A mensagem formou-se sozinha e aos poucos. Quando ia com a minha mãe visitá-la ao lar de idosos, para mim era muito triste e difícil lá estar, mas também enchia-me de ternura ver a alegria da minha avó cada vez que alguém a ia visitar e lhe levava um bolo. Foi por isso que decidi filmá-la: não só para representar a sua personalidade tão alegre, mesmo que estivesse acamada, mas também para mostrar o quão importante é estar perto dos idosos nestas situações.
Não estava à espera de ver esta alegria desvanecer aos poucos com o tempo, até que deixou de querer doces e quase não conseguia estar acordada. Entretanto via a frustração da minha família, a insistir para que ela não deixasse de comer, de estar acordada… Em outras palavras, de estar viva.
O ambiente ali dentro começou a ficar cada vez mais tenso. “Come” dizia a minha mãe, e ela repetia “Não quero mais”. E foi aqui que o documentário tomou outro rumo. Comecei a perguntar-me se essa não fosse uma sala de espera para a morte. Porque é que é tão difícil aceitar esta mudança? A minha avó morreu há alguns meses. Mas de certa forma foi melhor assim porque deixou de sofrer.
- A tua avó sabia que tu estavas no quarto?
No início sim. Como as filmagens duraram muito tempo e em diferentes épocas do ano, e a demência da minha avó uns dias estava pior que outros, havia dias em que não estava tão consciente.
- Como convenceste a tua família a gravar um filme tão íntimo?
Quando era pequena vivia com a minha avó e ela foi uma presença constante na minha vida. Graças à confiança entre nós as duas e com a minha mãe, eu podia entrar no quarto quando quisesse, sem ter que lhe pedir primeiro. Para a minha avó não havia problema com as gravações: achava divertido “atuar num filme”.
É um filme muito tranquilo. Só se vê o que acontece através da janela do quarto, a câmara fica entre essas quatro paredes. É como se as pessoas tivessem que se sentir encurraladas.

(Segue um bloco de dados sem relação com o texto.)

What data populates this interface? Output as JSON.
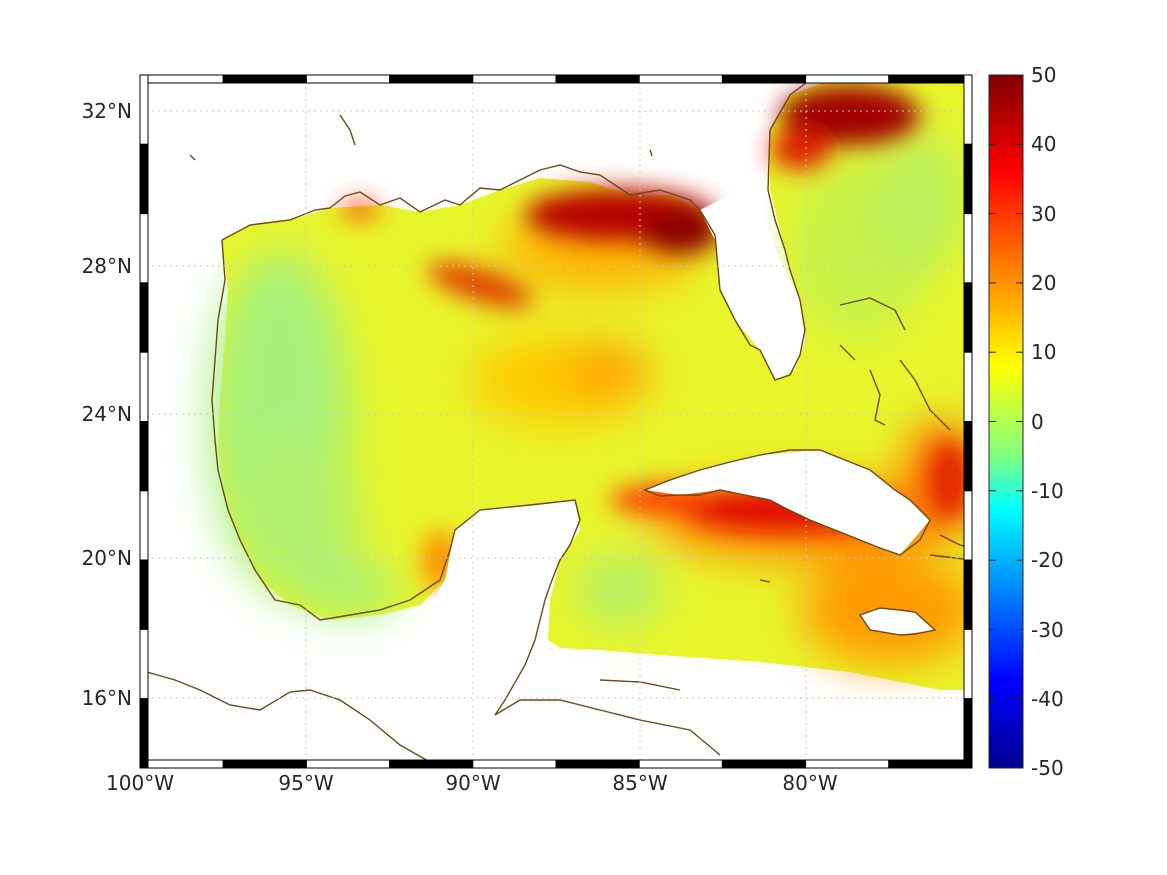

É interessante que o espectador se identifique com a Alicia, fechado nesse quarto tal como ela estava.
O sol a entrar pela janela, os outros pacientes a queixarem-se, as enfermeiras a ir de um lado para o outro. Era tudo um loop nesse quarto. Lá fora as coisas continuavam, mas dentro tudo permanecia igual. A única diferença era o dia e a noite, ou se um dia te trazem uma comida ou outra. Tudo o resto continua parado; o que muda é o corpo, cada vez mais preso à cama, e o espírito, cada vez mais longe da realidade.
A única diferença é quando a tua filha vem-te visitar e traz-te um bolo.
- Podes falar-nos da última cena do filme? É uma imagem muito poderosa que revela uma mulher na escuridão com os braços cruzados e os olhos brilhantes, que parece zangada, resignada ou triste, ou as três ao mesmo tempo. Quem é e qual é o motivo desta escolha?
Era a minha mãe. Esta imagem surgiu num dos últimos dias das filmagens. A minha mãe estava a observar a avó com a impotência de ter que aceitar esta realidade e de ver com os seus próprios olhos que não se podia fazer nada para mudá-la.
Acho que esta imagem tinha de ser colocada no final da curta-metragem porque de certa forma é o meu olhar como diretora e espectadora que, mesmo desejando que a Alicia viva, não pode fazer nada.
- Há algo que queiras dizer sobre a adaptação multilingue do teu filme?
É incrível poder mostrar a pessoas de diferentes nacionalidades os momentos que a minha avó viveu neste pequeno quarto de uma aldeia do norte de Espanha. Obrigada!